Üsküdar Üniversitesi tarafınca “Aile ve Yalnızlık” temasıyla bu yıl dördüncüsü düzenlenen Milletlerarası Yalnızlık Sempozyumu öncesinde gerçekleştirilen Türkiye’de Aile ve Yalnızlık Araştırması’nın sonuçları belirtildi. Araştırmanın sonuçları sempozyumun birinci gününde Method Research Company Pazarlama Yöneticisi Hale Aslı Kılıç tarafınca kamuoyuyla paylaşıldı.
Üsküdar Üniversitesi Sosyoloji Kısmı Öğretim Üyesi Prof. Dr. Ebulfez Süleymanlı ve Method Research Company Pazarlama Yöneticisi Hale Aslı Kılıç’ın öncülüğünde Türkiye genelinde geniş kapsamlı bir araştırma gerçekleştirdi. Yalnızlığın aile üstündeki etkisinin tespit edilmeye çalışıldığı çalışmada, bu çerçevede insanların yalnızlık algısı, kendilerini ne kadar yalnız hissettikleri, yalnız hissetmenin kişi üstündeki tesirleri ve yalnız hissedildiğinde yapılan aktiviteler ayrıntılı olarak incelendi.

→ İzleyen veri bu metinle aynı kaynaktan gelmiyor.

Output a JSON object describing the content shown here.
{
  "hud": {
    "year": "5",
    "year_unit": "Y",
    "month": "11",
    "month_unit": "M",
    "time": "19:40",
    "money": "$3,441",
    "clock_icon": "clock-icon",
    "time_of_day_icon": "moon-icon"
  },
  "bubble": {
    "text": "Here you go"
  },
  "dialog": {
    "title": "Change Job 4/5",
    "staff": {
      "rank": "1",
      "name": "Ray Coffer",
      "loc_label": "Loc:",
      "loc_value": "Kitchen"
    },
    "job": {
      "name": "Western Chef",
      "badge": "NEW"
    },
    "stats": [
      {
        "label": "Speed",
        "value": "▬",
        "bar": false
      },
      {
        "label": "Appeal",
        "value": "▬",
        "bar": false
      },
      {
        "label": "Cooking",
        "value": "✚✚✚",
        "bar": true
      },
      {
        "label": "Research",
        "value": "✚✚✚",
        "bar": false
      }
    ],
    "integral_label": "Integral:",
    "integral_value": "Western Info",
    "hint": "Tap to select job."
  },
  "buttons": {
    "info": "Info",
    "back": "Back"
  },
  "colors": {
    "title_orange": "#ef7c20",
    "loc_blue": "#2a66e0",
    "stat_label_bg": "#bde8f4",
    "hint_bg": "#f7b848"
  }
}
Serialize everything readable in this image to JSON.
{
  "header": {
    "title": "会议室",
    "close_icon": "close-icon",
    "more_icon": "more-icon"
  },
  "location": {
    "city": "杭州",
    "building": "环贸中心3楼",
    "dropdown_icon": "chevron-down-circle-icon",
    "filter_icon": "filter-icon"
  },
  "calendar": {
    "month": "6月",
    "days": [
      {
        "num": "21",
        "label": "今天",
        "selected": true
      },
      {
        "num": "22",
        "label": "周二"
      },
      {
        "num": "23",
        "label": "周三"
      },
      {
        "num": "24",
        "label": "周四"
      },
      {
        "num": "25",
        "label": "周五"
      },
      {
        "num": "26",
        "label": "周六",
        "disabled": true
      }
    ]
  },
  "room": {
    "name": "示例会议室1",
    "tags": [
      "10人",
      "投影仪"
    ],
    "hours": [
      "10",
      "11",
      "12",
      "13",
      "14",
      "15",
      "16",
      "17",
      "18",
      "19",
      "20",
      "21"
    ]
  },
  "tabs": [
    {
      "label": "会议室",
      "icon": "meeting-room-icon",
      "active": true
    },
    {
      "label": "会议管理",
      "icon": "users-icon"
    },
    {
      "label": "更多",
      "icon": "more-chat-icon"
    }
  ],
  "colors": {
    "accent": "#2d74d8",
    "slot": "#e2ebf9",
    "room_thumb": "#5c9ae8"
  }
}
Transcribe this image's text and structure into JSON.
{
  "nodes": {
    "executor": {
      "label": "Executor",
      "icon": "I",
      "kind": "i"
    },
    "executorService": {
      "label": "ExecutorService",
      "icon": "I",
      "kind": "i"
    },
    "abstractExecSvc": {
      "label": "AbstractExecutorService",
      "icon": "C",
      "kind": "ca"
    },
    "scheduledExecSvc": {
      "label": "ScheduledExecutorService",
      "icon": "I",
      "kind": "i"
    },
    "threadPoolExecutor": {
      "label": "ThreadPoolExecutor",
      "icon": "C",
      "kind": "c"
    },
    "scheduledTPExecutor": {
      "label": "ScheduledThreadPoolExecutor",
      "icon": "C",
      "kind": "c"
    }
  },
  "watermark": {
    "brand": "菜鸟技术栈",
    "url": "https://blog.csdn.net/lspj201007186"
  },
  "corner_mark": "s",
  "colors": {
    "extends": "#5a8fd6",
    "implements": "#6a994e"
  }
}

Araştırmaya 81 vilayetten 6 bin 100 kişi katıldı
Çevrimiçi anket yoluyla gerçekleştirilen araştırmaya Kasım 2022 ayı içerisinde Türkiye’nin 81 vilayetinde 18-70 yaş aralığında toplam 6 bin 100 kişi katıldı. Araştırma genelinde yüzde 95 itimat seviyesinde yüzde 1,25 kusur hissesinde bilgi elde edildi. Bilginin Türkiye genelini yansıtması için, coğrafik ve demografik bazda yüklendirme yapıldı.
İncelenen araştırma datalarının coğrafik bölge, cinsiyet ve yaş bazlı dağılımına bakıldığında araştırmaya katılanlar Marmara’dan yüzde 38, İç Anadolu’dan yüzde 14, Ege’den yüzde 12, Akdeniz’den yüzde 12, Doğu Anadolu bölgesinden yüzde 9, Güneydoğu Anadolu bölgesinden yüzde 8 ve Karadeniz bölgesinden yüzde 7 oldu.
Araştırmaya katılanların yüzde 52’sini bayanlar, yüzde 48’ini ise erkekler oluşturdu. Araştırmaya katılanların yaş aralığı ise 18-24 yaş ortası yüzde 18, 25-34 yaş ortası yüzde 29, 35-44 yaş ortası yüzde 28, 45-54 yaş ortası yüzde 19 ve 55 yaş üzeri yüzde 6 oldu.
Geçmiş senelera bakılırsa yalnızlık duygusu arttı
Katılımcıların yüzde 34’ü sık (sık + her zaman) yalnız hissettiğini belirtirken, yüzde 30’u kimi bazı yalnız hissettiğini, yüzde 36’sı ise yalnız hissetmediğini (nadiren + hiç) belirtti. Bu sonuçları 2019 ve 2021’de yapılan araştırmalarla kıyaslandığında, yalnızlık hissiyatının kıymetli seviyede arttığı görüldü.
Kadınlar ve gençler kendilerini daha yalnız hissediyor
Hem erkeklerde birebir vakitte bayanlarda yalnızlık hissinde artış dikkat çekti. Araştırmaya nazaran bayanların yüzde 40’ı, adamların ise yüzde 26’sı kendini sıkça yalnız hissettiğini belirtti. Bu noktada bayanların 2019’a nazaran iki kat daha fazla yalnız hissetmesi dikkat çekti. Bayanlarda 2019’da yüzde 20 olan yalnızlık hissiyatının, 2022’de yüzde 40’a kadar ulaştığı görüldü.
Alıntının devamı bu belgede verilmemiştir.